Jensen's inequality for composition of functions

Question

I want to prove (or find a counterexample for) the following variant of Jensen's inequality.

Let $f$ and $g$ be convex functions (then $f(g(x))$ and $g(f(x))$ are convex functions). From the standard Jensen's inequality, we have

$$ \mathbb{E_{\sim i}}[f(g(x_i))] \geq f(g(\mathbb{E_{\sim i}}[x_i])) $$ or alternatively $$ \mathbb{E_{\sim i}}[f(g(x_i))] \geq f(\mathbb{E_{\sim i}}[g(x_i)]) $$

where in the second case we are only "extracting" the first function, but we can take the first as well since the composition of $f,g$ is convex.

I would like to know what necessary assumptions on $f,g$ are required such that the following holds:

$$ \mathbb{E_{\sim i}}[f(g(x_i))] \geq g(\mathbb{E_{\sim i}}[f(x_i)]) $$ A sufficient condition, of course is that $f\circ g \geq g \circ f$: $$ \mathbb{E_{\sim i}}[f(g(x_i))] \geq \mathbb{E_{\sim i}}[g(f(x_i))] \geq g(\mathbb{E_{\sim i}}[f(x_i)]) $$

but this is not very interesting and I was hoping for something more general.

Edit: Some additional constraints of interest to consider: $f$ is monotonic, $g$ is sublinear.

Answer 1

Unless I'm misunderstand your question, your sufficient condition for the inequality $$ \mathbb{E}_{\sim\mathbb{i}}\left[f\big(g(x_i)\big)\right]\ge g\left(\mathbb{E}_{\sim\mathbb{i}}\left[f\big(x_i\big)\right]\right) $$ to hold is also necessary.

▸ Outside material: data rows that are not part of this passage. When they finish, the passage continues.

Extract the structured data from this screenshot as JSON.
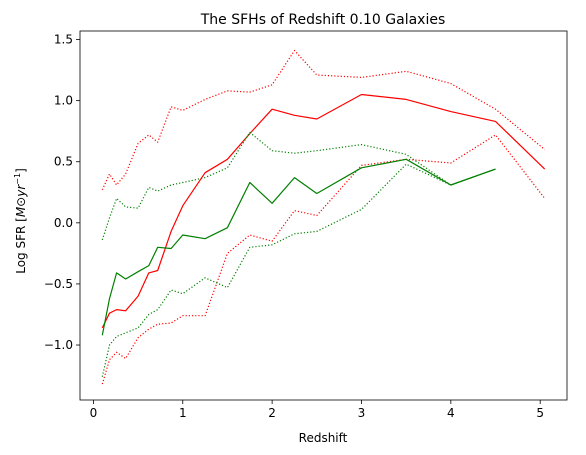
{
  "chart_data": {
    "type": "line",
    "title": "The SFHs of Redshift 0.10 Galaxies",
    "xlabel": "Redshift",
    "ylabel_main": "Log SFR [",
    "ylabel_math": "M⊙yr",
    "ylabel_sup": "−1",
    "ylabel_end": "]",
    "xlim": [
      -0.15,
      5.3
    ],
    "ylim": [
      -1.45,
      1.57
    ],
    "xticks": [
      0,
      1,
      2,
      3,
      4,
      5
    ],
    "xtick_labels": [
      "0",
      "1",
      "2",
      "3",
      "4",
      "5"
    ],
    "yticks": [
      -1.0,
      -0.5,
      0.0,
      0.5,
      1.0,
      1.5
    ],
    "ytick_labels": [
      "−1.0",
      "−0.5",
      "0.0",
      "0.5",
      "1.0",
      "1.5"
    ],
    "grid": false,
    "series": [
      {
        "color": "#ff0000",
        "style": "solid",
        "x": [
          0.1,
          0.18,
          0.26,
          0.36,
          0.5,
          0.62,
          0.72,
          0.87,
          1.0,
          1.25,
          1.5,
          1.75,
          2.0,
          2.25,
          2.5,
          3.0,
          3.5,
          4.0,
          4.5,
          5.05
        ],
        "y": [
          -0.86,
          -0.74,
          -0.71,
          -0.72,
          -0.6,
          -0.41,
          -0.39,
          -0.07,
          0.14,
          0.41,
          0.52,
          0.73,
          0.93,
          0.88,
          0.85,
          1.05,
          1.01,
          0.91,
          0.83,
          0.44
        ]
      },
      {
        "color": "#ff0000",
        "style": "dotted",
        "x": [
          0.1,
          0.18,
          0.26,
          0.36,
          0.5,
          0.62,
          0.72,
          0.87,
          1.0,
          1.25,
          1.5,
          1.75,
          2.0,
          2.25,
          2.5,
          3.0,
          3.5,
          4.0,
          4.5,
          5.05
        ],
        "y": [
          0.27,
          0.4,
          0.31,
          0.4,
          0.65,
          0.72,
          0.66,
          0.95,
          0.92,
          1.01,
          1.08,
          1.07,
          1.13,
          1.41,
          1.21,
          1.19,
          1.24,
          1.14,
          0.93,
          0.6
        ]
      },
      {
        "color": "#ff0000",
        "style": "dotted",
        "x": [
          0.1,
          0.18,
          0.26,
          0.36,
          0.5,
          0.62,
          0.72,
          0.87,
          1.0,
          1.25,
          1.5,
          1.75,
          2.0,
          2.25,
          2.5,
          3.0,
          3.5,
          4.0,
          4.5,
          5.05
        ],
        "y": [
          -1.32,
          -1.12,
          -1.06,
          -1.11,
          -0.94,
          -0.87,
          -0.83,
          -0.82,
          -0.76,
          -0.76,
          -0.25,
          -0.1,
          -0.15,
          0.1,
          0.06,
          0.47,
          0.52,
          0.49,
          0.72,
          0.2
        ]
      },
      {
        "color": "#008000",
        "style": "solid",
        "x": [
          0.1,
          0.18,
          0.26,
          0.36,
          0.5,
          0.62,
          0.72,
          0.87,
          1.0,
          1.25,
          1.5,
          1.75,
          2.0,
          2.25,
          2.5,
          3.0,
          3.5,
          4.0,
          4.5
        ],
        "y": [
          -0.92,
          -0.62,
          -0.41,
          -0.46,
          -0.4,
          -0.35,
          -0.2,
          -0.21,
          -0.1,
          -0.13,
          -0.04,
          0.33,
          0.16,
          0.37,
          0.24,
          0.45,
          0.52,
          0.31,
          0.44
        ]
      },
      {
        "color": "#008000",
        "style": "dotted",
        "x": [
          0.1,
          0.18,
          0.26,
          0.36,
          0.5,
          0.62,
          0.72,
          0.87,
          1.0,
          1.25,
          1.5,
          1.75,
          2.0,
          2.25,
          2.5,
          3.0,
          3.5,
          4.0,
          4.5
        ],
        "y": [
          -0.14,
          0.04,
          0.2,
          0.13,
          0.12,
          0.29,
          0.26,
          0.31,
          0.33,
          0.37,
          0.45,
          0.74,
          0.59,
          0.57,
          0.59,
          0.64,
          0.56,
          0.31,
          0.44
        ]
      },
      {
        "color": "#008000",
        "style": "dotted",
        "x": [
          0.1,
          0.18,
          0.26,
          0.36,
          0.5,
          0.62,
          0.72,
          0.87,
          1.0,
          1.25,
          1.5,
          1.75,
          2.0,
          2.25,
          2.5,
          3.0,
          3.5,
          4.0,
          4.5
        ],
        "y": [
          -1.26,
          -1.0,
          -0.93,
          -0.9,
          -0.86,
          -0.75,
          -0.71,
          -0.55,
          -0.58,
          -0.45,
          -0.53,
          -0.2,
          -0.18,
          -0.09,
          -0.07,
          0.11,
          0.48,
          0.31,
          0.44
        ]
      }
    ]
  }
}
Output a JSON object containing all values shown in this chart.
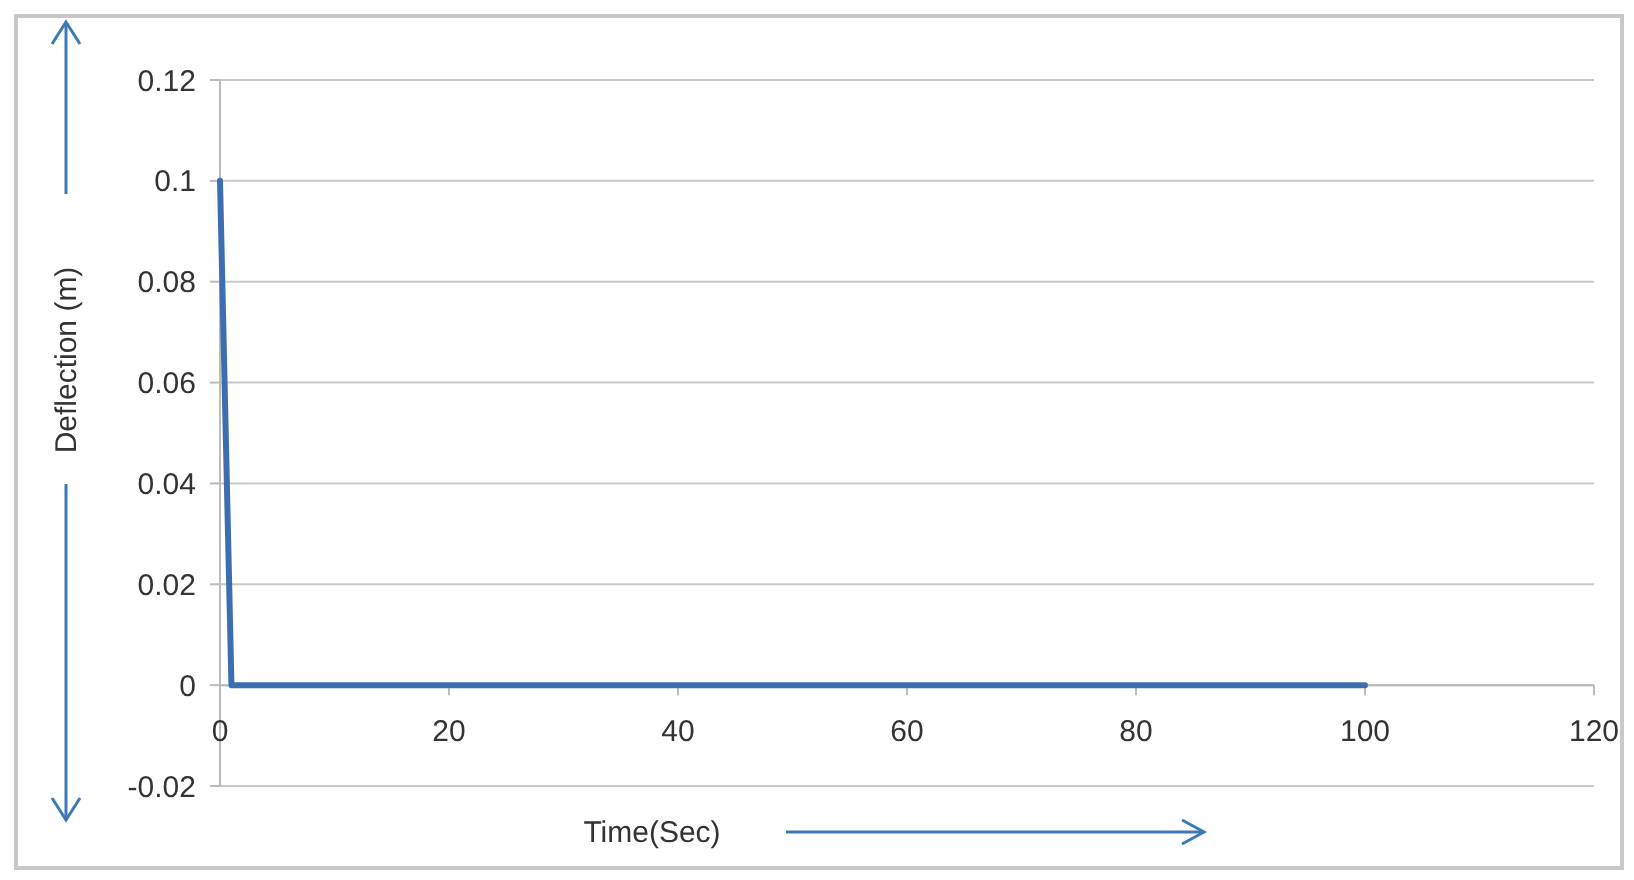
{
  "chart_data": {
    "type": "line",
    "xlabel": "Time(Sec)",
    "ylabel": "Deflection (m)",
    "x": [
      0,
      1,
      100
    ],
    "series": [
      {
        "color": "#3d6fb0",
        "values": [
          0.1,
          0,
          0
        ]
      }
    ],
    "xlim": [
      0,
      120
    ],
    "xticks": [
      0,
      20,
      40,
      60,
      80,
      100,
      120
    ],
    "ylim": [
      -0.02,
      0.12
    ],
    "yticks": [
      -0.02,
      0,
      0.02,
      0.04,
      0.06,
      0.08,
      0.1,
      0.12
    ],
    "grid": "y",
    "marker": "none",
    "line_style": "solid"
  }
}
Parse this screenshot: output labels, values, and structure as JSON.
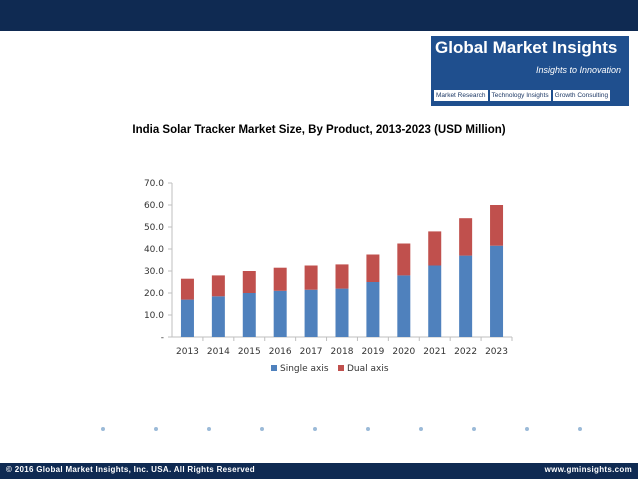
{
  "logo": {
    "title": "Global Market Insights",
    "tagline": "Insights to Innovation",
    "links": [
      "Market Research",
      "Technology Insights",
      "Growth Consulting"
    ]
  },
  "footer": {
    "copyright": "© 2016 Global Market Insights, Inc. USA.  All Rights Reserved",
    "website": "www.gminsights.com"
  },
  "colors": {
    "header_bar": "#0f2a52",
    "single_axis": "#4f81bd",
    "dual_axis": "#c0504d"
  },
  "chart_data": {
    "type": "bar",
    "stacked": true,
    "title": "India Solar Tracker Market Size, By Product, 2013-2023 (USD Million)",
    "categories": [
      "2013",
      "2014",
      "2015",
      "2016",
      "2017",
      "2018",
      "2019",
      "2020",
      "2021",
      "2022",
      "2023"
    ],
    "series": [
      {
        "name": "Single axis",
        "color": "#4f81bd",
        "values": [
          17.0,
          18.5,
          20.0,
          21.0,
          21.5,
          22.0,
          25.0,
          28.0,
          32.5,
          37.0,
          41.5
        ]
      },
      {
        "name": "Dual axis",
        "color": "#c0504d",
        "values": [
          9.5,
          9.5,
          10.0,
          10.5,
          11.0,
          11.0,
          12.5,
          14.5,
          15.5,
          17.0,
          18.5
        ]
      }
    ],
    "ylim": [
      0,
      70
    ],
    "yticks": [
      {
        "value": 0,
        "label": "-"
      },
      {
        "value": 10,
        "label": "10.0"
      },
      {
        "value": 20,
        "label": "20.0"
      },
      {
        "value": 30,
        "label": "30.0"
      },
      {
        "value": 40,
        "label": "40.0"
      },
      {
        "value": 50,
        "label": "50.0"
      },
      {
        "value": 60,
        "label": "60.0"
      },
      {
        "value": 70,
        "label": "70.0"
      }
    ],
    "legend_position": "bottom",
    "grid": false
  }
}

I'm presuming $\ f\ $ and $\ g\ $ are defined (and therefore finite and continuous) on the whole of some Euclidean space $\ \mathbb{R}^m\ $, and you require the inequality to hold for all distributions $\ \mathbb{i}\ $. If you choose the distribution $\ \mathbb{i}\ $ to have its entire weight concentrated at the single point $\ x\ $, then \begin{align} \mathbb{E}_{\sim\mathbb{i}}\left[f\big(g(x_i)\big)\right]&=f\big(g(x)\big)\ \ \text{and}\\ g\left(\mathbb{E}_{\sim\mathbb{i}}\left[f\big(x_i\big)\right]\right)&=g\big(f(x)\big)\ , \end{align} so the inequality implies that $\ f\big(g(x)\big)\ge g\big(f(x)\big)\ $. Even if you restrict the inequality to holding only for distributions $\ \mathbb{i}\ $ with strictly positive variance, you can still get the same result by taking a sequence $\ \mathbb{i}_n\ $ of distributions with mean $\ x\ $ and variances which tend to $\ 0\ $ as $\ n\rightarrow\infty\ $.